Tuesday, 20 April 2010

Death of Polish President: Expressions of Sympathy

 

4:00 pm

Photo of Michael MulcahyMichael Mulcahy (Dublin South Central, Fianna Fail)

I thank the Ceann Comhairle for granting me the special opportunity of adding my voice to the other voices of sympathy for the victims of the Polish Air Force crash on 10 April. I do so first as an Irish citizen and second as a public representative who always has taken a great interest in Poland and holds that country in great affection. When Lord Mayor of Dublin, my first official visit was to Poland and, having advocated stronger links between our two countries for several years, I was honoured in 2002 by the Polish Government.

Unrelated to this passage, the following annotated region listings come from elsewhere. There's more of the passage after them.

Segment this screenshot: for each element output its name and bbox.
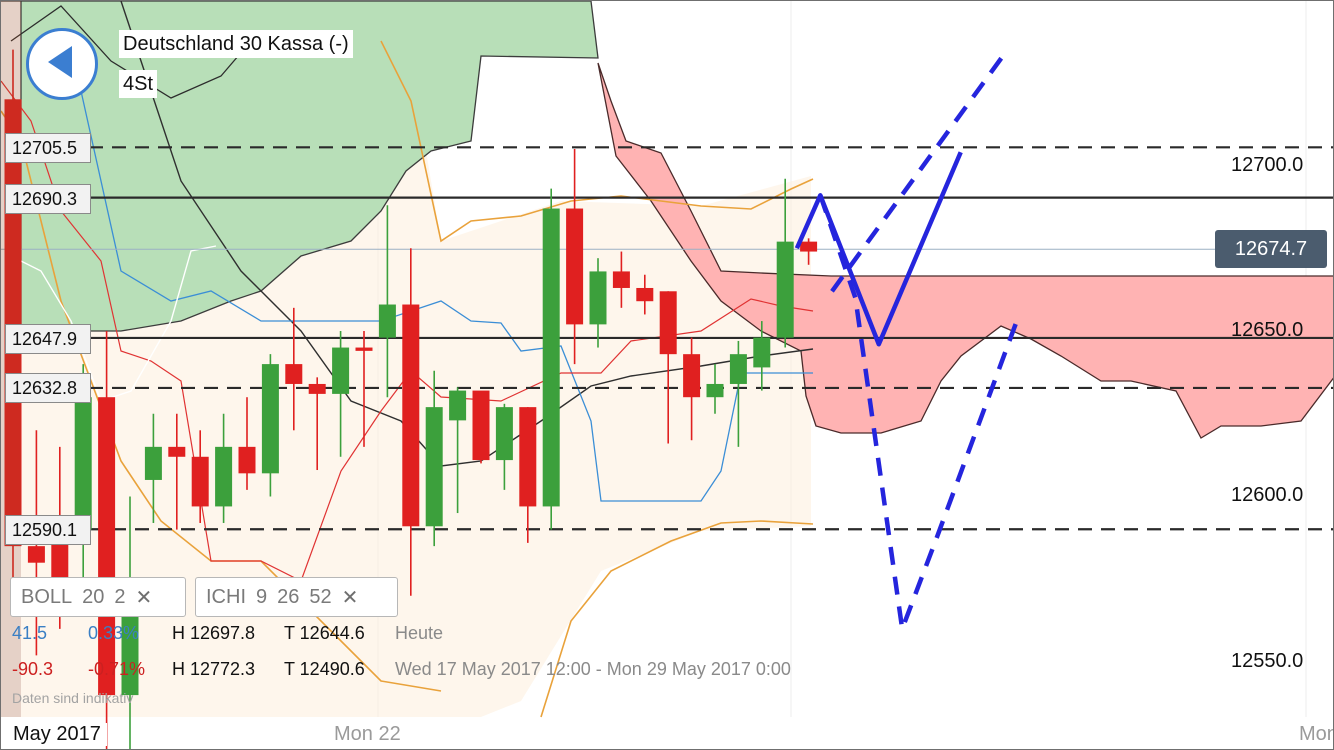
back-arrow-icon [42, 42, 82, 87]
candle-body [566, 208, 584, 325]
current-price-badge: 12674.7 [1215, 230, 1327, 268]
candle-body [98, 397, 116, 696]
candle-body [683, 354, 701, 398]
timeframe-label: 4St [119, 70, 158, 98]
ichimoku-cloud-bear [597, 62, 1333, 439]
candle-body [589, 271, 607, 325]
price-tick: 12700.0 [1231, 154, 1304, 176]
time-tick: Mon 22 [334, 723, 401, 745]
forecast-path [794, 151, 963, 347]
candle-body [800, 241, 818, 252]
candle-body [238, 446, 256, 474]
candle-body [519, 407, 537, 507]
candle-body [355, 347, 373, 351]
level-label: 12632.8 [5, 373, 91, 403]
level-label: 12590.1 [5, 515, 91, 545]
candle-body [425, 407, 443, 527]
range-percent: -0.71% [88, 659, 146, 679]
candle-body [729, 354, 747, 384]
candle-body [168, 446, 186, 457]
ichi-kijun: 26 [277, 585, 300, 608]
candle-body [776, 241, 794, 338]
candle-body [261, 364, 279, 474]
ichi-indicator-chip[interactable]: ICHI 9 26 52 ✕ [195, 577, 398, 617]
today-low: T 12644.6 [284, 623, 365, 643]
price-tick: 12550.0 [1231, 650, 1304, 672]
range-high: H 12772.3 [172, 659, 256, 679]
boll-period: 20 [82, 585, 105, 608]
ichimoku-tenkan [80, 90, 813, 502]
candle-body [27, 546, 45, 563]
candle-body [495, 407, 513, 461]
candle-body [753, 337, 771, 368]
ichi-tenkan: 9 [256, 585, 268, 608]
candle-body [308, 383, 326, 394]
candle-body [612, 271, 630, 288]
candle-body [144, 446, 162, 480]
range-change: -90.3 [12, 659, 54, 679]
candle-body [542, 208, 560, 507]
today-period: Heute [395, 623, 444, 643]
today-high: H 12697.8 [172, 623, 256, 643]
candle-body [285, 364, 303, 384]
close-icon[interactable]: ✕ [135, 586, 153, 609]
price-tick: 12650.0 [1231, 319, 1304, 341]
candle-body [74, 397, 92, 530]
close-icon[interactable]: ✕ [341, 586, 359, 609]
candle-body [378, 304, 396, 338]
forecast-path [818, 194, 1022, 632]
bollinger-lower [540, 520, 814, 718]
level-label: 12705.5 [5, 133, 91, 163]
forecast-path [830, 48, 1010, 293]
candle-body [402, 304, 420, 527]
candle-body [191, 456, 209, 507]
instrument-title: Deutschland 30 Kassa (-) [119, 30, 353, 58]
candle-body [332, 347, 350, 394]
candle-body [706, 383, 724, 398]
candle-body [636, 287, 654, 302]
level-label: 12647.9 [5, 324, 91, 354]
level-label: 12690.3 [5, 184, 91, 214]
ichimoku-span-light [1, 245, 217, 402]
disclaimer-note: Daten sind indikativ [12, 690, 134, 706]
boll-name: BOLL [21, 585, 73, 608]
range-low: T 12490.6 [284, 659, 365, 679]
boll-deviation: 2 [114, 585, 126, 608]
boll-indicator-chip[interactable]: BOLL 20 2 ✕ [10, 577, 186, 617]
candle-body [449, 390, 467, 421]
today-percent: 0.33% [88, 623, 140, 643]
price-tick: 12600.0 [1231, 484, 1304, 506]
time-tick: Mon [1299, 723, 1333, 745]
ichi-senkou: 52 [309, 585, 332, 608]
candle-body [472, 390, 490, 461]
candle-body [659, 291, 677, 355]
ichi-name: ICHI [206, 585, 246, 608]
today-change: 41.5 [12, 623, 48, 643]
month-label: May 2017 [13, 723, 107, 746]
back-button[interactable] [26, 28, 98, 100]
range-period: Wed 17 May 2017 12:00 - Mon 29 May 2017 … [395, 659, 791, 679]
candle-body [215, 446, 233, 507]
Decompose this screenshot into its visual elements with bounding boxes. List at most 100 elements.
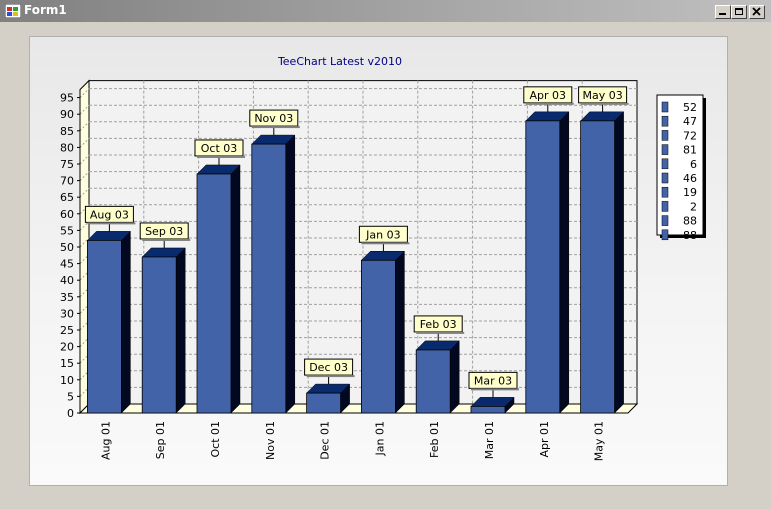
y-tick-label: 80 [60,141,74,154]
mark-shadow [361,242,410,245]
legend-swatch [661,115,669,127]
bar-front [580,120,615,414]
x-tick-label: Sep 01 [154,421,167,459]
y-tick-label: 40 [60,274,74,287]
legend-swatch [661,158,669,170]
legend-item-label: 88 [683,229,697,242]
bar-side [230,164,241,414]
bar-side [449,340,460,414]
legend-item-label: 2 [690,200,697,213]
legend-swatch [661,201,669,212]
bar-side [285,134,296,414]
y-tick-label: 0 [67,407,74,420]
title-bar[interactable]: Form1 [0,0,771,22]
data-marks: Aug 03 Sep 03 Oct 03 Nov 03 Dec 03 Jan 03 Feb … [84,86,629,398]
legend-item-label: 72 [683,129,697,142]
legend-swatch [661,130,669,141]
y-tick-label: 20 [60,341,74,354]
y-tick-label: 35 [60,291,74,304]
y-tick-label: 55 [60,224,74,237]
y-tick-label: 45 [60,258,74,271]
y-tick-label: 50 [60,241,74,254]
mark-label: Aug 03 [90,208,129,221]
bar-front [196,173,232,414]
app-icon [5,4,21,18]
x-tick-label: Oct 01 [209,421,222,458]
bar-may-01 [579,111,625,414]
bar-apr-01 [525,111,570,414]
mark-label: Jan 03 [365,228,400,241]
bar-front [306,392,342,414]
y-tick-label: 65 [60,191,74,204]
y-tick-label: 30 [60,307,74,320]
mark-label: Oct 03 [201,142,238,155]
bar-front [415,349,451,414]
x-tick-label: Nov 01 [264,421,277,460]
y-axis: 0 5 10 15 20 25 30 35 40 45 50 55 60 65 70 75 80 85 90 95 [60,89,81,420]
legend-item-label: 6 [690,158,697,171]
bar-oct-01 [196,164,241,414]
bar-side [395,250,405,414]
bar-side [121,230,131,414]
bar-side [175,247,186,414]
legend-swatch [661,186,669,198]
mark-shadow [580,102,629,105]
x-tick-label: Apr 01 [538,421,551,458]
legend-swatch [661,144,669,155]
close-icon [752,7,761,16]
close-button[interactable] [749,5,765,19]
mark-label: Mar 03 [474,374,512,387]
bar-front [470,405,506,414]
y-tick-label: 10 [60,374,74,387]
legend-item-label: 47 [683,115,697,128]
mark-shadow [306,375,355,378]
bar-jan-01 [360,250,406,414]
y-tick-label: 15 [60,357,74,370]
legend-swatch [661,101,669,113]
bar-side [614,111,624,414]
legend-swatch [661,172,669,184]
bar-dec-01 [305,383,351,414]
bars-group [86,111,625,414]
mark-shadow [197,155,245,158]
y-tick-label: 75 [60,158,74,171]
minimize-button[interactable] [715,5,731,19]
y-tick-label: 95 [60,92,74,105]
bar-front [141,256,177,414]
x-tick-label: May 01 [593,421,606,461]
mark-shadow [525,102,574,105]
x-tick-label: Dec 01 [319,421,332,460]
mark-shadow [416,331,465,334]
legend-item-label: 46 [683,172,697,185]
y-tick-label: 85 [60,125,74,138]
y-tick-label: 70 [60,175,74,188]
x-tick-label: Aug 01 [99,421,112,460]
y-tick-label: 25 [60,324,74,337]
bar-feb-01 [415,340,460,414]
mark-shadow [142,238,191,241]
bar-mar-01 [470,396,515,414]
window-title: Form1 [24,3,67,17]
y-tick-label: 60 [60,208,74,221]
mark-label: Nov 03 [254,112,293,125]
x-tick-label: Feb 01 [428,421,441,458]
mark-label: Apr 03 [530,89,567,102]
legend-swatch [661,229,669,241]
y-tick-label: 5 [67,390,74,403]
bar-aug-01 [86,230,132,414]
chart-title: TeeChart Latest v2010 [277,55,402,68]
x-axis-labels: Aug 01 Sep 01 Oct 01 Nov 01 Dec 01 Jan 01 Feb … [99,421,605,461]
maximize-icon [735,8,743,15]
legend-item-label: 19 [683,186,697,199]
mark-label: Sep 03 [145,225,183,238]
mark-label: Dec 03 [309,361,348,374]
bar-front [251,143,287,414]
bar-front [360,259,396,414]
mark-label: May 03 [582,89,622,102]
x-tick-label: Mar 01 [483,421,496,459]
mark-shadow [251,126,300,129]
legend-item-label: 81 [683,144,697,157]
bar-sep-01 [141,247,186,414]
maximize-button[interactable] [731,5,747,19]
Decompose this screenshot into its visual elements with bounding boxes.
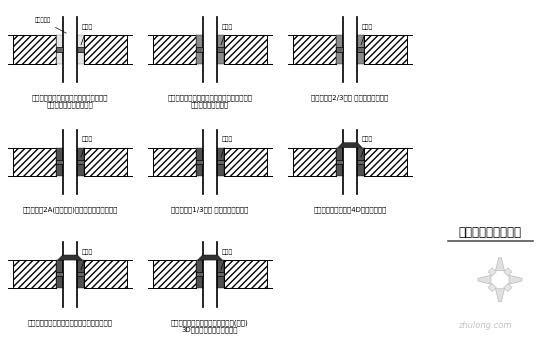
Text: 二、试水：完成一道防水，先用临时封堵材料: 二、试水：完成一道防水，先用临时封堵材料 bbox=[167, 94, 253, 101]
Bar bbox=[364, 35, 407, 64]
Bar bbox=[217, 160, 225, 164]
Polygon shape bbox=[496, 289, 505, 302]
Bar bbox=[63, 17, 77, 82]
Bar bbox=[63, 242, 77, 307]
Bar bbox=[55, 48, 63, 52]
Bar bbox=[335, 48, 343, 52]
Text: 止水环: 止水环 bbox=[81, 137, 93, 157]
Text: 三、验收：2/3范围 管道缝隙处理完毕: 三、验收：2/3范围 管道缝隙处理完毕 bbox=[311, 94, 389, 101]
Bar bbox=[357, 35, 364, 64]
Bar bbox=[196, 148, 203, 176]
Bar bbox=[77, 160, 85, 164]
Polygon shape bbox=[338, 143, 362, 148]
Text: 止水环: 止水环 bbox=[81, 249, 93, 270]
Bar bbox=[217, 260, 224, 288]
Bar bbox=[336, 35, 343, 64]
Bar bbox=[488, 268, 496, 276]
Bar bbox=[203, 129, 217, 194]
Bar bbox=[84, 35, 127, 64]
Text: 八、处理：检验管道周围预留孔洞(管道): 八、处理：检验管道周围预留孔洞(管道) bbox=[171, 319, 249, 326]
Bar bbox=[77, 272, 85, 276]
Bar bbox=[488, 283, 496, 292]
Text: 暂时封堵管道四周缝隙。: 暂时封堵管道四周缝隙。 bbox=[46, 101, 94, 108]
Polygon shape bbox=[478, 275, 491, 284]
Bar bbox=[364, 148, 407, 176]
Text: 七、处理：完成防水处理，管道周围处理完成: 七、处理：完成防水处理，管道周围处理完成 bbox=[27, 319, 113, 326]
Bar bbox=[63, 129, 77, 194]
Text: 一、初装：管道穿楼板后用临时封堵材料: 一、初装：管道穿楼板后用临时封堵材料 bbox=[32, 94, 108, 101]
Bar bbox=[55, 160, 63, 164]
Bar bbox=[203, 17, 217, 82]
Bar bbox=[153, 148, 196, 176]
Bar bbox=[196, 35, 203, 64]
Bar bbox=[56, 260, 63, 288]
Bar bbox=[217, 148, 224, 176]
Bar bbox=[77, 35, 84, 64]
Bar bbox=[293, 35, 336, 64]
Text: 止水环: 止水环 bbox=[221, 25, 233, 45]
Bar bbox=[195, 272, 203, 276]
Bar bbox=[84, 260, 127, 288]
Bar bbox=[343, 17, 357, 82]
Bar bbox=[357, 48, 365, 52]
Bar bbox=[336, 148, 343, 176]
Bar bbox=[77, 148, 84, 176]
Bar bbox=[203, 242, 217, 307]
Text: 封堵后再进行试水。: 封堵后再进行试水。 bbox=[191, 101, 229, 108]
Bar bbox=[195, 160, 203, 164]
Text: zhulong.com: zhulong.com bbox=[458, 320, 512, 330]
Bar bbox=[343, 129, 357, 194]
Text: 止水环: 止水环 bbox=[221, 249, 233, 270]
Text: 止水环: 止水环 bbox=[81, 25, 93, 45]
Bar bbox=[217, 272, 225, 276]
Bar bbox=[56, 35, 63, 64]
Bar bbox=[224, 148, 267, 176]
Text: 四、处理：2A(补充说明)楼板缝隙处理情况说明: 四、处理：2A(补充说明)楼板缝隙处理情况说明 bbox=[22, 207, 118, 213]
Text: 防水涂料层: 防水涂料层 bbox=[34, 18, 66, 33]
Bar bbox=[503, 268, 512, 276]
Bar bbox=[55, 272, 63, 276]
Text: 六、处理：管道采用4D方法处理完毕: 六、处理：管道采用4D方法处理完毕 bbox=[313, 207, 387, 213]
Polygon shape bbox=[198, 255, 222, 260]
Bar bbox=[13, 260, 56, 288]
Bar bbox=[84, 148, 127, 176]
Bar bbox=[77, 260, 84, 288]
Polygon shape bbox=[496, 258, 505, 271]
Polygon shape bbox=[58, 255, 82, 260]
Bar bbox=[56, 148, 63, 176]
Bar bbox=[357, 148, 364, 176]
Bar bbox=[153, 35, 196, 64]
Text: 管道防渗漏施工步骤: 管道防渗漏施工步骤 bbox=[459, 226, 521, 239]
Text: 3D方法处理完毕（成品图）: 3D方法处理完毕（成品图） bbox=[182, 326, 238, 333]
Bar bbox=[153, 260, 196, 288]
Bar bbox=[357, 160, 365, 164]
Bar bbox=[196, 260, 203, 288]
Polygon shape bbox=[509, 275, 522, 284]
Bar bbox=[224, 260, 267, 288]
Bar bbox=[293, 148, 336, 176]
Text: 止水环: 止水环 bbox=[361, 137, 373, 157]
Bar bbox=[195, 48, 203, 52]
Bar bbox=[217, 35, 224, 64]
Bar bbox=[13, 148, 56, 176]
Text: 止水环: 止水环 bbox=[361, 25, 373, 45]
Bar bbox=[13, 35, 56, 64]
Bar bbox=[224, 35, 267, 64]
Bar bbox=[335, 160, 343, 164]
Text: 五、处理：1/3范围 管道缝隙处理完毕: 五、处理：1/3范围 管道缝隙处理完毕 bbox=[171, 207, 249, 213]
Bar bbox=[77, 48, 85, 52]
Bar bbox=[503, 283, 512, 292]
Bar bbox=[217, 48, 225, 52]
Text: 止水环: 止水环 bbox=[221, 137, 233, 157]
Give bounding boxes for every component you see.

While the loss of any single life is tragic, what makes the air crash on 10 April especially tragic is that the victims represented a group of leaders of Polish society of the highest calibre, political, moral and cultural, as well as past and present. While the sympathy of this country of course goes out to the President of Poland, Lech Kaczynski and his wife Maria, an examination of all 96 persons on board indicates what a terrible loss this was to Poland, including 18 parliamentarians. I wish to put on the record of the Dáil the names of all 96 people who died in this crash and will do so later.

I also wish to mention two people in particular. The first is Ryszard Kaczorowski, who was born in 1919. He was a Polish statesman who, between 1989 and 1990, served as the last president of Poland in exile. Arrested in 1940 by the NKVD and sentenced to death, he was later set free and served in the army led by General Anders. He fought in most of the major battles in which the Polish 2nd Corps participated, including the Battle of Monte Cassino. He was a member of the National Council of Poland, the parliament in exile, he was the last president-in-exile of the Polish state and handed over the insignia of the presidential power of the second republic to President Lech Walesa on 22 September 1990. I also wish to mention the person to whom Deputy Ó Caoláin referred, namely, Ms Anna Walentynowicz, who was one of the chief people in respect of the strike in the Gdansk shipyard.

It is especially poignant that this tragedy occurred while the delegation was on its way to commemorate a massacre of 22,000 Polish officers and other Polish persons at Katyn in April 1940. It is to be hoped that one of the consequences of this terrible tragedy is that Poland and Russia will move even closer to improving their relations, which would be a fitting tribute to all those who died on the Polish Air Force TU-154 on 10 April 2010. Ar dheis Dé go raibh a n-anamacha dílse.